Il faut dire que l’Albanie et la Macédoine du Nord ne sont pas les meilleurs élèves de la classe préparatoire à l’entrée dans l’Union européenne ! Ces deux pays ont encore beaucoup de réformes à faire avant d’être au niveau. Par ailleurs, l’Albanie se singularise par le nombre de ses ressortissants qui viennent demander l’asile politique en France, avec 7 133 demandes enregistrées dans notre pays en 2018.

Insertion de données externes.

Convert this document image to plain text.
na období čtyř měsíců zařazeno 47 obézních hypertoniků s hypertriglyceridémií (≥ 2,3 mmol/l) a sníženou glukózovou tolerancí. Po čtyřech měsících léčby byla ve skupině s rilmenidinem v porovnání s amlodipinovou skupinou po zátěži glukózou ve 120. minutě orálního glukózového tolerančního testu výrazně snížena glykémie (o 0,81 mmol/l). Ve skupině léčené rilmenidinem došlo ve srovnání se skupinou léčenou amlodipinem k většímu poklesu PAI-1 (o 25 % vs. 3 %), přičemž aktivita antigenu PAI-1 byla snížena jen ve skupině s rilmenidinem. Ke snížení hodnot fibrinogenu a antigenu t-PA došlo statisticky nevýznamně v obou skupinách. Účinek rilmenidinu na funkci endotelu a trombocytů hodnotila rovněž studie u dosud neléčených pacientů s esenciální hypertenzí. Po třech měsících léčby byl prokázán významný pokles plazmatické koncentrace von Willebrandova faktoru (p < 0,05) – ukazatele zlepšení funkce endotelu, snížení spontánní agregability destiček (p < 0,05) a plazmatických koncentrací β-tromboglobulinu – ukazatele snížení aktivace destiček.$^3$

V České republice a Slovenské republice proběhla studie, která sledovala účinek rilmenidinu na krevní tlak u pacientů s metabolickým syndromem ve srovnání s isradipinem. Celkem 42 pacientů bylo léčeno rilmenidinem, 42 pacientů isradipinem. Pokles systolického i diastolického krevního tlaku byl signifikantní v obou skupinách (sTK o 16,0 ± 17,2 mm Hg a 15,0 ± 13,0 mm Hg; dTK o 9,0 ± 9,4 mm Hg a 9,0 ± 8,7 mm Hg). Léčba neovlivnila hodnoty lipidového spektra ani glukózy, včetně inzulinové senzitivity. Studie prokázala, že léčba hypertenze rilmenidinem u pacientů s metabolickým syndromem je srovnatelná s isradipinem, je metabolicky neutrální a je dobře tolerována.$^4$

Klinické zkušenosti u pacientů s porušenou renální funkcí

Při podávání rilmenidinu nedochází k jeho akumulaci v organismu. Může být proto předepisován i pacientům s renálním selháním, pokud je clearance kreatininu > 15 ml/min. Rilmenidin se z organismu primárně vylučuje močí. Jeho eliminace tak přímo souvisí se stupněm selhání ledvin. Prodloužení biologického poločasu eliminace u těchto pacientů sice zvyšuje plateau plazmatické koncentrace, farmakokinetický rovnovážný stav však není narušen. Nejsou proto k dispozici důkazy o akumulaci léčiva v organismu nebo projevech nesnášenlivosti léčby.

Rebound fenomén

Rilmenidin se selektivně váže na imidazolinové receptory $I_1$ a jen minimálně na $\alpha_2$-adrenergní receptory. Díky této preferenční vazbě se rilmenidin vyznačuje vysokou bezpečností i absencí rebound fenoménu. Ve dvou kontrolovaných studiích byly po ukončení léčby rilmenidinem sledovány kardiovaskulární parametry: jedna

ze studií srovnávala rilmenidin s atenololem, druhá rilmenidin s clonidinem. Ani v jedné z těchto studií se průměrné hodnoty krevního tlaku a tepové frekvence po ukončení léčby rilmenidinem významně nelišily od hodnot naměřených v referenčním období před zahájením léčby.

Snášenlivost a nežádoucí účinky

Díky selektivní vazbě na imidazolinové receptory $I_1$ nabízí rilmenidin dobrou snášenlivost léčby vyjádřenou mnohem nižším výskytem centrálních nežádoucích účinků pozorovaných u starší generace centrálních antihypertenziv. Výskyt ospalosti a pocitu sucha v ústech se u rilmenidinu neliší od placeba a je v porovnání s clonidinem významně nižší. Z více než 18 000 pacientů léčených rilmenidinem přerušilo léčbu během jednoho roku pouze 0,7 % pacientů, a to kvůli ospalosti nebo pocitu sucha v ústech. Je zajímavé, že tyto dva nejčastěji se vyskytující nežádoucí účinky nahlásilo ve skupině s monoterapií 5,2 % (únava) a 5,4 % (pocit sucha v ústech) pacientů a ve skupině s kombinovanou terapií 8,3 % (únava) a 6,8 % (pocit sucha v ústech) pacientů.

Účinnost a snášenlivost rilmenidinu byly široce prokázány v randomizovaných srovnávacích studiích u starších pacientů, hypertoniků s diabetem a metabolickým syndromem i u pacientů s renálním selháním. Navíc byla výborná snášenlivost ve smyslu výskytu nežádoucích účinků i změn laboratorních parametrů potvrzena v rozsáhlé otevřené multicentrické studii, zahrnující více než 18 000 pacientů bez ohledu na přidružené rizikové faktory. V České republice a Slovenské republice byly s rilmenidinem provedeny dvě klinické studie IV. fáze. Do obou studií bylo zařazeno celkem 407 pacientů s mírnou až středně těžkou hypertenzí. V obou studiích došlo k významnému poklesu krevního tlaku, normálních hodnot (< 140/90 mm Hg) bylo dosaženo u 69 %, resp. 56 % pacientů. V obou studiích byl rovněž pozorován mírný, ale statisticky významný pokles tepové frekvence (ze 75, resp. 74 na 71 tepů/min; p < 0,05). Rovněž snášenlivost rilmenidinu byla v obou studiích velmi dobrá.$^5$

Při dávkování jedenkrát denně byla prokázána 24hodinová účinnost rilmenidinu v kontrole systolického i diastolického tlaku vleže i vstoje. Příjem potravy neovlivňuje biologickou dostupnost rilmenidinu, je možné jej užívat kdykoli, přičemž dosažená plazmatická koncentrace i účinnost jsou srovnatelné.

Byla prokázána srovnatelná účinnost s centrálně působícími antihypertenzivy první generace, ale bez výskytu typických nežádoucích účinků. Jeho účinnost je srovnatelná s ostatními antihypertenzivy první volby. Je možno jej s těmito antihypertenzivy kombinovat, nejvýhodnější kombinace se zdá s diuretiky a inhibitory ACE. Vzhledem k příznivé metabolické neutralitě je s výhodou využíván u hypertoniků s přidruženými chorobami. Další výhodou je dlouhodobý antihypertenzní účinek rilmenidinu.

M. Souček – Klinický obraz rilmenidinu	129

On relèvera aussi que l’Albanie, déjà membre de l’OTAN, et la Macédoine du Nord, qui le sera d’ici peu, bénéficient de la part des États-Unis du programme d’aide appelé « ERIP » pour remplacer leur matériel militaire d’origine soviétique par du matériel américain. Pour ceux qui se posent la question de l’utilité de l’OTAN, voilà la réponse : alimenter les carnets de commandes du complexe militaro-industriel des États-Unis !
La France demande que l’Union européenne commence par la révision complète des procédures actuelles d’élargissement. Mais, au-delà, c’est le fonctionnement de l’Union européenne qu’il faut réformer avant de l’élargir.
À présent que les Britanniques, qui ont toujours veillé à ce qu’elle ne soit qu’un marché unique, en sortent, l’Union peut enfin s’approfondir, au lieu de s’élargir sans fin. C’est ce que Jacques Delors demandait déjà vainement en son temps.